“Non possiamo consentire alla politica di far perdere posti di lavoro: le spese per le infrastrutture sono cruciali. Servono investimenti seri nelle infrastrutture. E’ il momento di mettere il paese davanti ai partiti. E’ inaccettabile mettere posti di lavoro a rischio nel settore delle costruzioni, già colpita dalla crisi.” (B. Obama)
Questa potrebbe essere un’anticipazione del discorso che Obama terrà nei prossimi giorni “a favore dell’occupazione”. Leggendo cose del genere ci si rende conto che il livello del dibattito politico non è deprimente solo in Italia.

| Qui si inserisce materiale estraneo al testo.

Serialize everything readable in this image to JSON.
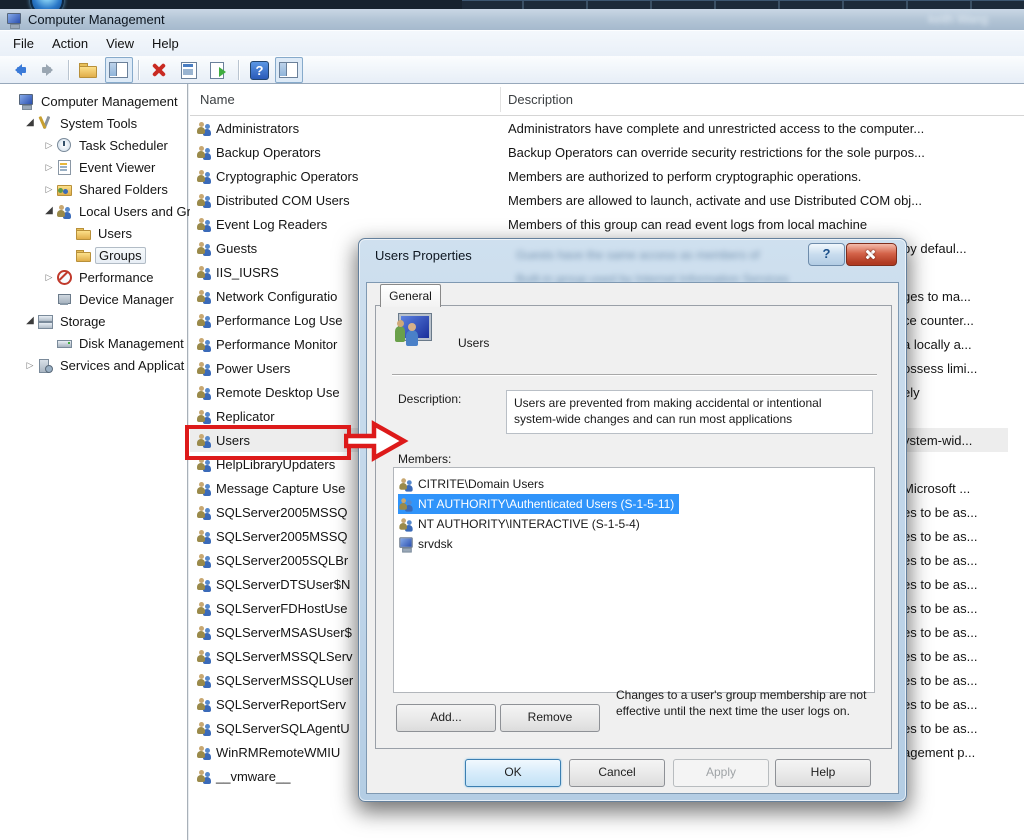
{
  "window": {
    "title": "Computer Management",
    "user_badge": "keith Wang"
  },
  "menu": {
    "items": [
      {
        "label": "File"
      },
      {
        "label": "Action"
      },
      {
        "label": "View"
      },
      {
        "label": "Help"
      }
    ]
  },
  "toolbar": {
    "items": [
      {
        "type": "back",
        "name": "back-icon"
      },
      {
        "type": "fwd",
        "name": "forward-icon"
      },
      {
        "type": "sep",
        "name": "separator"
      },
      {
        "type": "folderup",
        "name": "up-folder-icon"
      },
      {
        "type": "win",
        "name": "console-tree-icon",
        "checked": true
      },
      {
        "type": "sep",
        "name": "separator"
      },
      {
        "type": "delete",
        "name": "delete-icon"
      },
      {
        "type": "props",
        "name": "properties-icon"
      },
      {
        "type": "export",
        "name": "export-list-icon"
      },
      {
        "type": "sep",
        "name": "separator"
      },
      {
        "type": "help",
        "name": "help-icon"
      },
      {
        "type": "win",
        "name": "action-pane-icon",
        "checked": true
      }
    ]
  },
  "tree": {
    "items": [
      {
        "label": "Computer Management",
        "depth": 0,
        "icon": "computer"
      },
      {
        "label": "System Tools",
        "depth": 1,
        "expander": "expanded",
        "icon": "tools"
      },
      {
        "label": "Task Scheduler",
        "depth": 2,
        "expander": "collapsed",
        "icon": "clock"
      },
      {
        "label": "Event Viewer",
        "depth": 2,
        "expander": "collapsed",
        "icon": "eventlog"
      },
      {
        "label": "Shared Folders",
        "depth": 2,
        "expander": "collapsed",
        "icon": "sharedfolder"
      },
      {
        "label": "Local Users and Gr",
        "depth": 2,
        "expander": "expanded",
        "icon": "group"
      },
      {
        "label": "Users",
        "depth": 3,
        "icon": "folder"
      },
      {
        "label": "Groups",
        "depth": 3,
        "icon": "folder",
        "selected": true
      },
      {
        "label": "Performance",
        "depth": 2,
        "expander": "collapsed",
        "icon": "perf"
      },
      {
        "label": "Device Manager",
        "depth": 2,
        "icon": "device"
      },
      {
        "label": "Storage",
        "depth": 1,
        "expander": "expanded",
        "icon": "storage"
      },
      {
        "label": "Disk Management",
        "depth": 2,
        "icon": "disk"
      },
      {
        "label": "Services and Applicat",
        "depth": 1,
        "expander": "collapsed",
        "icon": "services"
      }
    ]
  },
  "grouplist": {
    "columns": [
      "Name",
      "Description"
    ],
    "rows": [
      {
        "name": "Administrators",
        "icon": "group",
        "desc": "Administrators have complete and unrestricted access to the computer..."
      },
      {
        "name": "Backup Operators",
        "icon": "group",
        "desc": "Backup Operators can override security restrictions for the sole purpos..."
      },
      {
        "name": "Cryptographic Operators",
        "icon": "group",
        "desc": "Members are authorized to perform cryptographic operations."
      },
      {
        "name": "Distributed COM Users",
        "icon": "group",
        "desc": "Members are allowed to launch, activate and use Distributed COM obj..."
      },
      {
        "name": "Event Log Readers",
        "icon": "group",
        "desc": "Members of this group can read event logs from local machine"
      },
      {
        "name": "Guests",
        "icon": "group",
        "frag": "by defaul..."
      },
      {
        "name": "IIS_IUSRS",
        "icon": "group"
      },
      {
        "name": "Network Configuratio",
        "icon": "group",
        "frag": "ges to ma..."
      },
      {
        "name": "Performance Log Use",
        "icon": "group",
        "frag": "ce counter..."
      },
      {
        "name": "Performance Monitor",
        "icon": "group",
        "frag": "a locally a..."
      },
      {
        "name": "Power Users",
        "icon": "group",
        "frag": "ossess limi..."
      },
      {
        "name": "Remote Desktop Use",
        "icon": "group",
        "frag": "ely"
      },
      {
        "name": "Replicator",
        "icon": "group"
      },
      {
        "name": "Users",
        "icon": "group",
        "frag": "ystem-wid...",
        "selected": true
      },
      {
        "name": "HelpLibraryUpdaters",
        "icon": "group"
      },
      {
        "name": "Message Capture Use",
        "icon": "group",
        "frag": "Microsoft ..."
      },
      {
        "name": "SQLServer2005MSSQ",
        "icon": "group",
        "frag": "es to be as..."
      },
      {
        "name": "SQLServer2005MSSQ",
        "icon": "group",
        "frag": "es to be as..."
      },
      {
        "name": "SQLServer2005SQLBr",
        "icon": "group",
        "frag": "es to be as..."
      },
      {
        "name": "SQLServerDTSUser$N",
        "icon": "group",
        "frag": "es to be as..."
      },
      {
        "name": "SQLServerFDHostUse",
        "icon": "group",
        "frag": "es to be as..."
      },
      {
        "name": "SQLServerMSASUser$",
        "icon": "group",
        "frag": "es to be as..."
      },
      {
        "name": "SQLServerMSSQLServ",
        "icon": "group",
        "frag": "es to be as..."
      },
      {
        "name": "SQLServerMSSQLUser",
        "icon": "group",
        "frag": "es to be as..."
      },
      {
        "name": "SQLServerReportServ",
        "icon": "group",
        "frag": "es to be as..."
      },
      {
        "name": "SQLServerSQLAgentU",
        "icon": "group",
        "frag": "es to be as..."
      },
      {
        "name": "WinRMRemoteWMIU",
        "icon": "group",
        "frag": "agement p..."
      },
      {
        "name": "__vmware__",
        "icon": "group"
      }
    ]
  },
  "dialog": {
    "title": "Users Properties",
    "ghost": [
      "Guests have the same access as members of",
      "Built-in group used by Internet Information Services"
    ],
    "tab": "General",
    "group_name": "Users",
    "description_label": "Description:",
    "description_value": "Users are prevented from making accidental or intentional system-wide changes and can run most applications",
    "members_label": "Members:",
    "members": [
      {
        "name": "CITRITE\\Domain Users",
        "icon": "group"
      },
      {
        "name": "NT AUTHORITY\\Authenticated Users (S-1-5-11)",
        "icon": "group",
        "selected": true
      },
      {
        "name": "NT AUTHORITY\\INTERACTIVE (S-1-5-4)",
        "icon": "group"
      },
      {
        "name": "srvdsk",
        "icon": "computer"
      }
    ],
    "note": "Changes to a user's group membership are not effective until the next time the user logs on.",
    "buttons": {
      "add": "Add...",
      "remove": "Remove",
      "ok": "OK",
      "cancel": "Cancel",
      "apply": "Apply",
      "help": "Help"
    }
  },
  "annotation_color": "#dd1a1a"
}
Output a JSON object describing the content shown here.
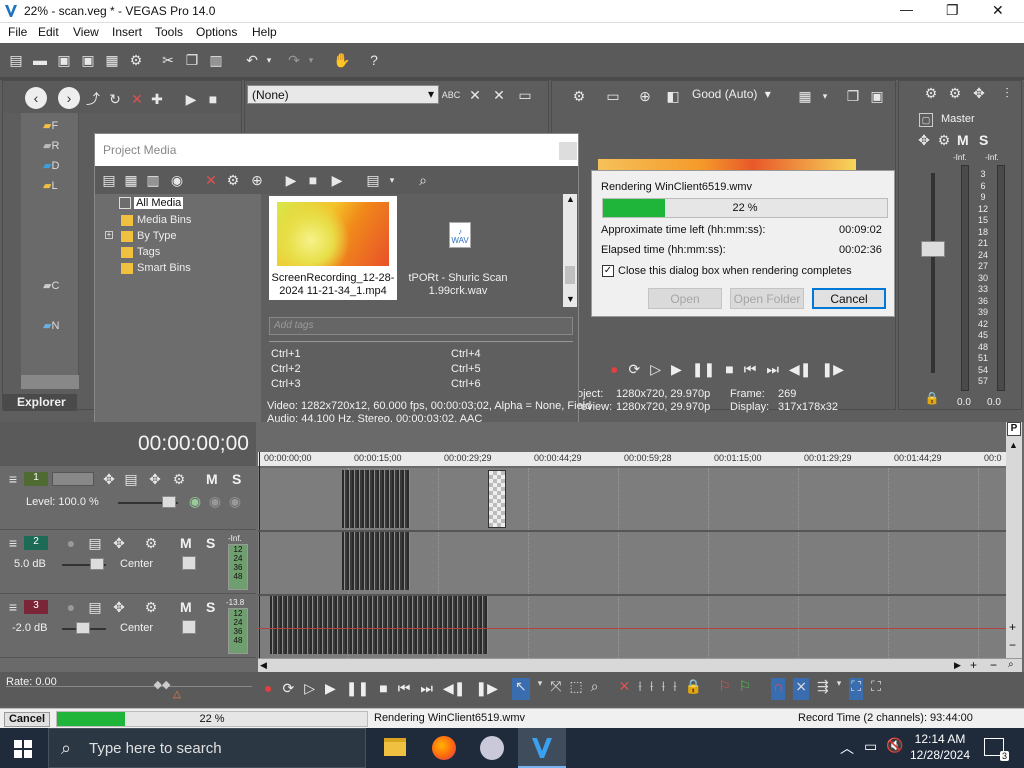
{
  "window": {
    "title": "22% - scan.veg * - VEGAS Pro 14.0",
    "controls": {
      "minimize": "—",
      "maximize": "❐",
      "close": "✕"
    }
  },
  "menu": [
    "File",
    "Edit",
    "View",
    "Insert",
    "Tools",
    "Options",
    "Help"
  ],
  "trimmer": {
    "dropdown": "(None)"
  },
  "preview": {
    "quality": "Good (Auto)",
    "project_label": "oject:",
    "project_value": "1280x720, 29.970p",
    "preview_label": "Preview:",
    "preview_value": "1280x720, 29.970p",
    "frame_label": "Frame:",
    "frame_value": "269",
    "display_label": "Display:",
    "display_value": "317x178x32"
  },
  "master": {
    "title": "Master",
    "m": "M",
    "s": "S",
    "inf_left": "-Inf.",
    "inf_right": "-Inf.",
    "scale": [
      "3",
      "6",
      "9",
      "12",
      "15",
      "18",
      "21",
      "24",
      "27",
      "30",
      "33",
      "36",
      "39",
      "42",
      "45",
      "48",
      "51",
      "54",
      "57"
    ],
    "val_left": "0.0",
    "val_right": "0.0"
  },
  "explorer": {
    "tab": "Explorer",
    "tree_letters": [
      "F",
      "R",
      "D",
      "L",
      "C",
      "N"
    ]
  },
  "project_media": {
    "title": "Project Media",
    "tree": [
      "All Media",
      "Media Bins",
      "By Type",
      "Tags",
      "Smart Bins"
    ],
    "items": [
      {
        "name": "ScreenRecording_12-28-2024 11-21-34_1.mp4"
      },
      {
        "name": "tPORt - Shuric Scan 1.99crk.wav"
      }
    ],
    "tags_placeholder": "Add tags",
    "shortcuts": [
      "Ctrl+1",
      "Ctrl+2",
      "Ctrl+3",
      "Ctrl+4",
      "Ctrl+5",
      "Ctrl+6"
    ],
    "video_info": "Video: 1282x720x12, 60.000 fps, 00:00:03;02, Alpha = None, Field",
    "audio_info": "Audio: 44,100 Hz, Stereo, 00:00:03;02, AAC"
  },
  "render_dialog": {
    "title": "Rendering WinClient6519.wmv",
    "progress": 22,
    "progress_text": "22 %",
    "time_left_label": "Approximate time left (hh:mm:ss):",
    "time_left": "00:09:02",
    "elapsed_label": "Elapsed time (hh:mm:ss):",
    "elapsed": "00:02:36",
    "checkbox_label": "Close this dialog box when rendering completes",
    "checkbox_checked": true,
    "open_btn": "Open",
    "open_folder_btn": "Open Folder",
    "cancel_btn": "Cancel"
  },
  "timeline": {
    "timecode": "00:00:00;00",
    "ruler": [
      "00:00:00;00",
      "00:00:15;00",
      "00:00:29;29",
      "00:00:44;29",
      "00:00:59;28",
      "00:01:15;00",
      "00:01:29;29",
      "00:01:44;29",
      "00:0"
    ],
    "tracks": [
      {
        "num": "1",
        "level": "Level: 100.0 %"
      },
      {
        "num": "2",
        "vol": "5.0 dB",
        "pan": "Center",
        "meter_top": "-Inf.",
        "meter_scale": [
          "12",
          "24",
          "36",
          "48"
        ]
      },
      {
        "num": "3",
        "vol": "-2.0 dB",
        "pan": "Center",
        "meter_top": "-13.8",
        "meter_scale": [
          "12",
          "24",
          "36",
          "48"
        ]
      }
    ],
    "rate": "Rate: 0.00",
    "marker_p": "P"
  },
  "statusbar": {
    "cancel": "Cancel",
    "progress": 22,
    "progress_text": "22 %",
    "message": "Rendering WinClient6519.wmv",
    "record_time": "Record Time (2 channels): 93:44:00"
  },
  "taskbar": {
    "search_placeholder": "Type here to search",
    "time": "12:14 AM",
    "date": "12/28/2024",
    "notification_count": "3"
  },
  "colors": {
    "render_progress": "#1eb53a",
    "video_track": "#4f6b32",
    "audio_track_2": "#1d6b57",
    "audio_track_3": "#7a2638"
  }
}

Quello della salvaguardia e/o della creazione dei posti di lavoro è uno dei must di ogni governante (che così può sentirsi una sorta di divinità), e Obama non fa eccezione. Ricordate, all’indomani della sua elezione alla presidenza, i commenti entusiastici sulla venuta del nuovo Messia? Ebbene, quando Obama entrò alla Casa Bianca, nel gennaio del 2009, il tasso di disoccupazione era al 7.8 per cento. Dopo due anni e mezzo di politiche fiscali espansive, peraltro già iniziate dal predecessore Bush Jr, il tasso di disoccupazione è al 9.1 per cento. E la politica monetaria non ha certo rappresentato un freno, essendo stata ancor più espansiva di quella fiscale.

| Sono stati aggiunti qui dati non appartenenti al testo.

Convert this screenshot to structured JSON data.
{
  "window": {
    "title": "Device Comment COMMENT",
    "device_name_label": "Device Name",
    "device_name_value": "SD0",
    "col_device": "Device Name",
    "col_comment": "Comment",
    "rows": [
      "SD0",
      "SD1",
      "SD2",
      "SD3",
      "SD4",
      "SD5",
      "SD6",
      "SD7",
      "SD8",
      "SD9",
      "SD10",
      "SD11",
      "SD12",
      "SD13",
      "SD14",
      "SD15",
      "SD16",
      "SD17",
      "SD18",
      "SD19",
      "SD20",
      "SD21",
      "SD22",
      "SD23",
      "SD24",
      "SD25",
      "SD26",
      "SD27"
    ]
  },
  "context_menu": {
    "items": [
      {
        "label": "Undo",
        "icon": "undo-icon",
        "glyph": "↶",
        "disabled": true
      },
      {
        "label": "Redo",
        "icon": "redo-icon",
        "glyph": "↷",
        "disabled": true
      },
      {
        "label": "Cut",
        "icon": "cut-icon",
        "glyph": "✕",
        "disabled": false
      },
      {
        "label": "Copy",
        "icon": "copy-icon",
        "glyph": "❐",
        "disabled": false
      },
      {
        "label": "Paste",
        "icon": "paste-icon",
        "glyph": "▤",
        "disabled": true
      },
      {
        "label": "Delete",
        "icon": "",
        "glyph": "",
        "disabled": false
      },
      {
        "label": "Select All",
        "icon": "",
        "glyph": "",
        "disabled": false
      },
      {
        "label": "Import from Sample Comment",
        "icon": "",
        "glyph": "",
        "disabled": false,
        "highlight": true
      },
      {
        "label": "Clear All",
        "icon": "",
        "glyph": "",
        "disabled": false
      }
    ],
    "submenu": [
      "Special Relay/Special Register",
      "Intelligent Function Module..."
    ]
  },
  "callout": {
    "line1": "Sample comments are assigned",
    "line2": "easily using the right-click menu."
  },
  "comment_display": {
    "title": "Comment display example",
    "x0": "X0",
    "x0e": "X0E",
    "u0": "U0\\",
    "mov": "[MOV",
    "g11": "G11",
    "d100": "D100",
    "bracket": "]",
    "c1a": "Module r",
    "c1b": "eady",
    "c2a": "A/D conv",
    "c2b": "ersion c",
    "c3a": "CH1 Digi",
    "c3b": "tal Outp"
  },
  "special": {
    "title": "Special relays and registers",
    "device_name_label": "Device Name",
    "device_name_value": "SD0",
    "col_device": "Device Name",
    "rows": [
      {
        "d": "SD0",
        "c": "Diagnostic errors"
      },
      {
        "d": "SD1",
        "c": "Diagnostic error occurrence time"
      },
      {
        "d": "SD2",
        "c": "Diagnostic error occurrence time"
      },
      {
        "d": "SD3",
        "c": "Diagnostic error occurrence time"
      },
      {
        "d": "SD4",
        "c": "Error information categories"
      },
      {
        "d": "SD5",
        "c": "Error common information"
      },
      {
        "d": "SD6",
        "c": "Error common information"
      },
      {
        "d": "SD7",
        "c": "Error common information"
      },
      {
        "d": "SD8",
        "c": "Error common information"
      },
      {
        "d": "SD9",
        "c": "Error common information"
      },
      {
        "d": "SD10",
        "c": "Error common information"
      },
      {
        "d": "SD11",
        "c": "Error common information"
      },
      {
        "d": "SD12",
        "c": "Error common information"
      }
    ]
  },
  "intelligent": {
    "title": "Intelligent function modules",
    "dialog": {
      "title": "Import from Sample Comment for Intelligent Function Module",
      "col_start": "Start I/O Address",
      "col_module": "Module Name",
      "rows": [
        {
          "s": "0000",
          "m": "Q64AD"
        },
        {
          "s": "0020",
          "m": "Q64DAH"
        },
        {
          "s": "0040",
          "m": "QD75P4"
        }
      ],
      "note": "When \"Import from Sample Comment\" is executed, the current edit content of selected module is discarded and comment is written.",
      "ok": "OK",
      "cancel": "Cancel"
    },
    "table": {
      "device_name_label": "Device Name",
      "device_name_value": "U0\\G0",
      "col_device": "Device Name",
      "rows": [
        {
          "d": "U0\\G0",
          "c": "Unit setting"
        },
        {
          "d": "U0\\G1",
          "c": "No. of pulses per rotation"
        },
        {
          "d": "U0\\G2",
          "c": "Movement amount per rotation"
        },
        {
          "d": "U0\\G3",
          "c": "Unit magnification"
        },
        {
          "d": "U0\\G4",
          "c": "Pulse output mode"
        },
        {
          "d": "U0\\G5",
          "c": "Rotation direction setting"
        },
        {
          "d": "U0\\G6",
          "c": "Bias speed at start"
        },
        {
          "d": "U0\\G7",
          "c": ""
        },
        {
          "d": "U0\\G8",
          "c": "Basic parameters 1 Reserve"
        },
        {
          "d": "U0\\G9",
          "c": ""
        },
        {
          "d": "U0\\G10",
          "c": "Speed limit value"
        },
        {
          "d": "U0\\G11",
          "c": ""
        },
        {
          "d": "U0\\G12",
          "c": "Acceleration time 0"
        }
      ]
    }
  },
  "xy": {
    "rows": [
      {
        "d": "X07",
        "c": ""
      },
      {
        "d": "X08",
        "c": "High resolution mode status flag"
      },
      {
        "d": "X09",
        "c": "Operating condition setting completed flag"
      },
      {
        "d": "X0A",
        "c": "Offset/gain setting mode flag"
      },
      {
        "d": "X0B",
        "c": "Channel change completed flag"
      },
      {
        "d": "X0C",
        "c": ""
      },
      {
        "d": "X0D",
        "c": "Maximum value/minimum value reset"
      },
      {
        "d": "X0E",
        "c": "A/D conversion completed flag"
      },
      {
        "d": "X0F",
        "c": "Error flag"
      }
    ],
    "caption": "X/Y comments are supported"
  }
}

Con il deficit oltre il 10 per cento del Pil e il debito federale che si avvicina a 15mila miliardi di dollari, adesso Obama pare voler spendere altri soldi (a debito) per infrastrutture perché, a suo dire, “è inaccettabile mettere posti di lavoro a rischio nel settore delle costruzioni, già colpita dalla crisi”. Poco importa se buona parte dell’occupazione nel settore delle costruzioni fosse legata agli investimenti, rivelatisi errati, eccessivi e insostenibili, figli della bolla immobiliare generata dalla politica monetaria della Fed e dalle politiche delle amministrazioni Clinton e Bush Jr volte a far acquistare una casa anche a chi avrebbe avuto scarse probabilità di essere in grado di pagare un mutuo.

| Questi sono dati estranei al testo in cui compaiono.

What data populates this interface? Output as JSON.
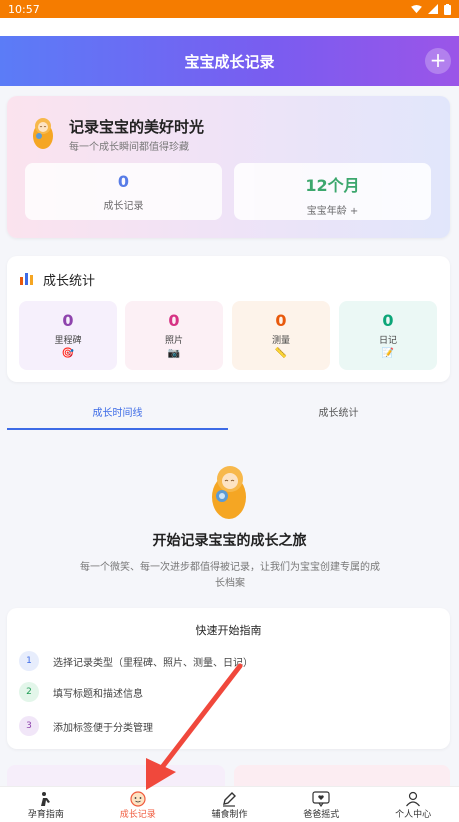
{
  "status_bar": {
    "time": "10:57"
  },
  "header": {
    "title": "宝宝成长记录",
    "add_label": "+"
  },
  "hero": {
    "title": "记录宝宝的美好时光",
    "subtitle": "每一个成长瞬间都值得珍藏",
    "cards": [
      {
        "value": "0",
        "label": "成长记录",
        "color": "#3d6be6"
      },
      {
        "value": "12个月",
        "label": "宝宝年龄 +",
        "color": "#1f9d55"
      }
    ]
  },
  "stats": {
    "title": "成长统计",
    "items": [
      {
        "value": "0",
        "label": "里程碑",
        "icon": "🎯",
        "color": "#8e44ad",
        "bg": "#f6f0fc"
      },
      {
        "value": "0",
        "label": "照片",
        "icon": "📷",
        "color": "#d63384",
        "bg": "#fcf0f5"
      },
      {
        "value": "0",
        "label": "测量",
        "icon": "📏",
        "color": "#e8590c",
        "bg": "#fdf3ea"
      },
      {
        "value": "0",
        "label": "日记",
        "icon": "📝",
        "color": "#0ca678",
        "bg": "#ebf8f5"
      }
    ]
  },
  "tabs": [
    {
      "label": "成长时间线",
      "active": true
    },
    {
      "label": "成长统计",
      "active": false
    }
  ],
  "empty_state": {
    "title": "开始记录宝宝的成长之旅",
    "description": "每一个微笑、每一次进步都值得被记录，让我们为宝宝创建专属的成长档案"
  },
  "guide": {
    "title": "快速开始指南",
    "steps": [
      {
        "num": "1",
        "text": "选择记录类型（里程碑、照片、测量、日记）",
        "color": "#3d6be6",
        "bg": "#e7edfc"
      },
      {
        "num": "2",
        "text": "填写标题和描述信息",
        "color": "#1f9d55",
        "bg": "#e3f6ea"
      },
      {
        "num": "3",
        "text": "添加标签便于分类管理",
        "color": "#8e44ad",
        "bg": "#f1e6f8"
      }
    ]
  },
  "bottom_nav": [
    {
      "label": "孕育指南",
      "icon": "person-icon",
      "active": false
    },
    {
      "label": "成长记录",
      "icon": "baby-face-icon",
      "active": true
    },
    {
      "label": "辅食制作",
      "icon": "pencil-icon",
      "active": false
    },
    {
      "label": "爸爸摇式",
      "icon": "chat-heart-icon",
      "active": false
    },
    {
      "label": "个人中心",
      "icon": "user-icon",
      "active": false
    }
  ]
}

Ecco: di fronte a questo scenario, i fautori delle politiche della spesa a debito e della stampa di denaro continueranno a sostenere che senza il loro intervento adesso le cose andrebbero ancora peggio, e che “non possiamo consentire alla politica di far perdere posti di lavoro”. E giù altra spesa in deficit, con la Fed a stampare soldi. Come se l’esperienza non avesse insegnato loro un bel nulla.
Se molti economisti ignorano totalmente la scuola austriaca e conoscono quasi unicamente keynes, come possiamo pretendere che i politici siano meglio?!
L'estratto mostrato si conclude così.